N_: Having played a lot of the country, do you have any favourite venues?
Will: The Park Theatre in Winnipeg, The Music Gallery in Toronto, The Commodore Ballroom in Vancouver. Call The Office in London is great, where we just played. It’s great because it’s a dive bar but still has a ton of cred. People go there to see bands. I feel like there aren’t that many places like that left.
N_: Do you have anything crazy on your rider?
Will: Not really. Usually I just ask for healthy food, to survive a long tour you need to stay fairly healthy. So I just ask for that if it’s an option. Anthony Rose is catering The Phoenix so I am looking forward to that.
N_: Wow, I would be too. Enjoy that for me.
Will: I will.
N_: How do you know your bandmates?
Will: Actually they are all pretty new, due to the timing with the tour and with everyone’s jobs, this is going to be a whole new group.
N_: What is that like?
Will: They have a green energy. New excitement, enthusiastic. It’s a good way to start a tour. The sound is still the trademark sound: relatable, inspires nostalgia.
N_: Do you have a pre-show ritual?
Will: None yet, but maybe I should create one.
N_: You could trick the new bandmates into thinking you have a really odd one.
Will: I should, and be really serious about it.

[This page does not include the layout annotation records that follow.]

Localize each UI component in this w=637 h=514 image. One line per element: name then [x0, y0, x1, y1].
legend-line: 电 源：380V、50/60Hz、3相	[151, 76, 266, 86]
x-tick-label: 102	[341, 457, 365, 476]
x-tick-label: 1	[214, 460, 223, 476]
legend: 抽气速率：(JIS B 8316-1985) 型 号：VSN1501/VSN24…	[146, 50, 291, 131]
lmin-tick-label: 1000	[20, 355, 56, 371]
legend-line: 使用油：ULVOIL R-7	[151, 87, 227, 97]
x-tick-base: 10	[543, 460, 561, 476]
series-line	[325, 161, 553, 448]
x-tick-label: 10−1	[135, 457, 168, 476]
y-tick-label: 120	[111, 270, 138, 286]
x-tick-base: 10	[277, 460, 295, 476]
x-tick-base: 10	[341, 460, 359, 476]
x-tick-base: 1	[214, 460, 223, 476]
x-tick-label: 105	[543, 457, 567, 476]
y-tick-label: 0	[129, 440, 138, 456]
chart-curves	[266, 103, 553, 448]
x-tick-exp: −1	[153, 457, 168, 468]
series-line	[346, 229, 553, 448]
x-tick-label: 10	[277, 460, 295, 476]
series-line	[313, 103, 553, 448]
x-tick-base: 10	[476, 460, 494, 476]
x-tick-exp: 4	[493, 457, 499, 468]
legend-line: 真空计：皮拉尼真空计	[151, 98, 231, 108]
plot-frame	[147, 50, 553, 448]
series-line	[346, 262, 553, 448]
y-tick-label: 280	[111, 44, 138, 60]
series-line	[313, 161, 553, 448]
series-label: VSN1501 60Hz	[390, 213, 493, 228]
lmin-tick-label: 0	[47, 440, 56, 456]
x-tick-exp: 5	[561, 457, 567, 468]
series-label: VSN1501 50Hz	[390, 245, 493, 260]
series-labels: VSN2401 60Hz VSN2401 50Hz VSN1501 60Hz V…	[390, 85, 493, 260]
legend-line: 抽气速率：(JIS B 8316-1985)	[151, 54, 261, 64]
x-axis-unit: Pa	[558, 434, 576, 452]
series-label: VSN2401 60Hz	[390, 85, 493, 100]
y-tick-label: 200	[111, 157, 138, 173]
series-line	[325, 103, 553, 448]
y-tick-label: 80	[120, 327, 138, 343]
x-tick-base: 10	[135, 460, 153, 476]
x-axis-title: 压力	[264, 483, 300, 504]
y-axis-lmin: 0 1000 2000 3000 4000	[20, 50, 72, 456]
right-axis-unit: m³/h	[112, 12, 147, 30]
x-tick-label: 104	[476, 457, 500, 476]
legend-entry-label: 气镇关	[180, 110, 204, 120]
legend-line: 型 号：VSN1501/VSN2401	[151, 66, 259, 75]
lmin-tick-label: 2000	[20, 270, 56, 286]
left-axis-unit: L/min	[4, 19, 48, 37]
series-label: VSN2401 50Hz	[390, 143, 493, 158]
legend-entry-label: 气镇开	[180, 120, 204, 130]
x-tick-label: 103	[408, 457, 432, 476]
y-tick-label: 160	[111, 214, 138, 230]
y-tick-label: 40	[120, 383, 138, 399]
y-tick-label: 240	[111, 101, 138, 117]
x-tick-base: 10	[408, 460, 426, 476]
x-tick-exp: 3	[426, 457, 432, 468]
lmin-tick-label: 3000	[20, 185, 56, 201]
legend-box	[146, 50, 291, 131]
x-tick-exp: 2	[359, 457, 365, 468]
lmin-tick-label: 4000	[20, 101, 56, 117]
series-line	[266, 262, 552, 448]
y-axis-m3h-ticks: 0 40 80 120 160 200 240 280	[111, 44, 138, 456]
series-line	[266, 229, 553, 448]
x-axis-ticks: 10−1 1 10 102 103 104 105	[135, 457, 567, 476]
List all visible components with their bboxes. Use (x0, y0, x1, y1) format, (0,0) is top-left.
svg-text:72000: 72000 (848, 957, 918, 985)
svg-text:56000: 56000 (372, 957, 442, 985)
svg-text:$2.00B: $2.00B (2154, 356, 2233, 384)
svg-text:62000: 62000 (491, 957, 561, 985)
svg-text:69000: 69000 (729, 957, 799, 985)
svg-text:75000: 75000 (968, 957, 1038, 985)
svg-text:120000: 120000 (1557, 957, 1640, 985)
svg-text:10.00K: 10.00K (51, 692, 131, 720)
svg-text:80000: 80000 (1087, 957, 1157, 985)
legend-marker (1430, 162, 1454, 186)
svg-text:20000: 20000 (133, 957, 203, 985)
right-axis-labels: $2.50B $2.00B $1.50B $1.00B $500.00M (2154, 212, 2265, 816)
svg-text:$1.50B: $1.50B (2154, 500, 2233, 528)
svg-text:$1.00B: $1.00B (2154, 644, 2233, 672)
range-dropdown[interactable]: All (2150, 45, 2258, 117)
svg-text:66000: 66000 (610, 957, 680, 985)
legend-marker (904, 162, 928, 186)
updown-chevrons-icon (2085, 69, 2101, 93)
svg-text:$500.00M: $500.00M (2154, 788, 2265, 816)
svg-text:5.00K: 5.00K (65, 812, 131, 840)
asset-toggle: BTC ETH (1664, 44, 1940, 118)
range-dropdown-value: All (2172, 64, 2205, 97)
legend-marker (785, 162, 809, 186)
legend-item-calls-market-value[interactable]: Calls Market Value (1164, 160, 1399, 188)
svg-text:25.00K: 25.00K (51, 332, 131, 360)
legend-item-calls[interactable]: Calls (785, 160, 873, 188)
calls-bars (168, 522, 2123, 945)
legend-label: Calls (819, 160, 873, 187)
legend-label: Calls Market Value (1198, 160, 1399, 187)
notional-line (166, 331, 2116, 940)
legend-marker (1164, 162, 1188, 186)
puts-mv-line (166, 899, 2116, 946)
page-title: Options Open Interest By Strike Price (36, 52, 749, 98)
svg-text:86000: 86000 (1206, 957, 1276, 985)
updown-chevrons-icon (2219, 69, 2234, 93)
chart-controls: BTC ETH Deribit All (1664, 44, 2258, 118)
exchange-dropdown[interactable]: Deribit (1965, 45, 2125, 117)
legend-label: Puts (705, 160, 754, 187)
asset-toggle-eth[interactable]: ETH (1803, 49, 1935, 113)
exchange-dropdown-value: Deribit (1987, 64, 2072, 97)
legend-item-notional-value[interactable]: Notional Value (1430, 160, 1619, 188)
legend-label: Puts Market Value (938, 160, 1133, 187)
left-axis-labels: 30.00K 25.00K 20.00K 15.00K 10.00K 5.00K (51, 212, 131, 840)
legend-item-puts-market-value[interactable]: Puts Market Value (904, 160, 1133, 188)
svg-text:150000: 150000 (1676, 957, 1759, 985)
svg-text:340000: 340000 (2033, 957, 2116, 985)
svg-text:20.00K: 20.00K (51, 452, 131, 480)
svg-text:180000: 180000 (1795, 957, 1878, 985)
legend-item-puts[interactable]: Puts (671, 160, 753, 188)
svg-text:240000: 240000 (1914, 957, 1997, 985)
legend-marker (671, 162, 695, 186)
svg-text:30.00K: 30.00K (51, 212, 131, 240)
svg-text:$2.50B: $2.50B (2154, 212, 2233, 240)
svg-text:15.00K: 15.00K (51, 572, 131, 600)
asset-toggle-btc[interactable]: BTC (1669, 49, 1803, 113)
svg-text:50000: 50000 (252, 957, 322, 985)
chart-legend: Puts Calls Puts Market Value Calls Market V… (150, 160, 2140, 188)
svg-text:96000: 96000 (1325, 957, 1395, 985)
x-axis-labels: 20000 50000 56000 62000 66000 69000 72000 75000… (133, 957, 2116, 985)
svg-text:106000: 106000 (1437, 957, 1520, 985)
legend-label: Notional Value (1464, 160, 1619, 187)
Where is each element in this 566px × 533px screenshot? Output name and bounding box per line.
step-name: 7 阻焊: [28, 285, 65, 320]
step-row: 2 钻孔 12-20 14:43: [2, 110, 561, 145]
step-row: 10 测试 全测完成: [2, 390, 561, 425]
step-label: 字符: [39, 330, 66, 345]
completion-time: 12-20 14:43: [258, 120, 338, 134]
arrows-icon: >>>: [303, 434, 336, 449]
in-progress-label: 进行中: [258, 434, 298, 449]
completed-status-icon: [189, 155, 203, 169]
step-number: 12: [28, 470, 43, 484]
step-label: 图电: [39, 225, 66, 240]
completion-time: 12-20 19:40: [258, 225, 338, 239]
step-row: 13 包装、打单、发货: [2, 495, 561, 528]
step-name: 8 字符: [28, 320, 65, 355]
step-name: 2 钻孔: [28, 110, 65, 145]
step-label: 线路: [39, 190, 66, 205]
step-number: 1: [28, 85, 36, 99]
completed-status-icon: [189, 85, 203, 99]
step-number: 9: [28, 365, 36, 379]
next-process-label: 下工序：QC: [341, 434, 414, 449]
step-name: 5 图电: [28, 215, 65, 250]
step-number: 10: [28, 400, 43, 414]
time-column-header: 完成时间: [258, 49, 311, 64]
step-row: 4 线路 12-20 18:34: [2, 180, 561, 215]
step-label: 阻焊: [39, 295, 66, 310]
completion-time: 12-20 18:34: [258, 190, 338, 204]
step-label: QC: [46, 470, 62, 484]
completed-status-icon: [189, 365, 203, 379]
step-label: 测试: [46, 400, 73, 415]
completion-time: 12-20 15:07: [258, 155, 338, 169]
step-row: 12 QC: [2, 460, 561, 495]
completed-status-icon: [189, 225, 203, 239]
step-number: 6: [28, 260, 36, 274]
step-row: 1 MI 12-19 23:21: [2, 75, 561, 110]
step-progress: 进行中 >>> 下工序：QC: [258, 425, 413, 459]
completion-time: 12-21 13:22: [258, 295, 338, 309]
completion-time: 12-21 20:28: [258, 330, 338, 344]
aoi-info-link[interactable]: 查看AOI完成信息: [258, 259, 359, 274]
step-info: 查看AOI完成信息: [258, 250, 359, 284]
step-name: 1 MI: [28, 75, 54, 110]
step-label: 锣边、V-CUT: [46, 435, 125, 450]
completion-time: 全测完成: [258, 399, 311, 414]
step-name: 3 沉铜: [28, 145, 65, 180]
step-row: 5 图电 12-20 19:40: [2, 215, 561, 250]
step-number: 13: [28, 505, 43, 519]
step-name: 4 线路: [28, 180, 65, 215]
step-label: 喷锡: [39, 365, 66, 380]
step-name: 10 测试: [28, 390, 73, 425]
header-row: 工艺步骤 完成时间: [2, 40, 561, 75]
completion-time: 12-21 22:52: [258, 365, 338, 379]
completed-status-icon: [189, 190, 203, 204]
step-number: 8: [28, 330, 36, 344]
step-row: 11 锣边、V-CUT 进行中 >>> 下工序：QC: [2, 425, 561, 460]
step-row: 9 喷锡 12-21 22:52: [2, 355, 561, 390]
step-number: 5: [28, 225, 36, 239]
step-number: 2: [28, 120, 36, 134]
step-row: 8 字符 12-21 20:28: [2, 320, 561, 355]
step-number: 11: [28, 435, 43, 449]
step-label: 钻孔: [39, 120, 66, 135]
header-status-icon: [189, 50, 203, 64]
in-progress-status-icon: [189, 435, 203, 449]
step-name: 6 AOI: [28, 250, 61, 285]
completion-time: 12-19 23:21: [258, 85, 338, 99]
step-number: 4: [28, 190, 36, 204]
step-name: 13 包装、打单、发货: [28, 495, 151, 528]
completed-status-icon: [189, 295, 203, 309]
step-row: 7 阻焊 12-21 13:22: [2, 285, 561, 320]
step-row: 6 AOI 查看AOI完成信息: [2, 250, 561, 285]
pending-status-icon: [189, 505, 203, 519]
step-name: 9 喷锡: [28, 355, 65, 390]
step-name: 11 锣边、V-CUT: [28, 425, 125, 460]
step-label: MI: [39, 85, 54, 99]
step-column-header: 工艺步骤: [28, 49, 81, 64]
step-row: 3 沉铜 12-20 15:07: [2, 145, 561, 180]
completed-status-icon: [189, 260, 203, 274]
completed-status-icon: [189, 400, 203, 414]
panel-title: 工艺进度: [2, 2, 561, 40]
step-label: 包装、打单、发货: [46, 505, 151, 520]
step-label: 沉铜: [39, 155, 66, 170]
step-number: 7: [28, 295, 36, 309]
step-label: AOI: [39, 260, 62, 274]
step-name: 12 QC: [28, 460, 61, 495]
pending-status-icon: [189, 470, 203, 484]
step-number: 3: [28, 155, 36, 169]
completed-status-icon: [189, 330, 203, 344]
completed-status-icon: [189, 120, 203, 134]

N_: I just have one more question I love to ask people. What is the most embarrassing album you had as a kid? Or your guilty pleasure?
Will: In the 90s I had an album by Silk the Shocker – which I think I listened to once or twice before I realized I couldn’t do it. It was hard core hip hop about money and chicks.
I think my guilty pleasure would be Glen Mederios, “Nothing’s Gonna Change.”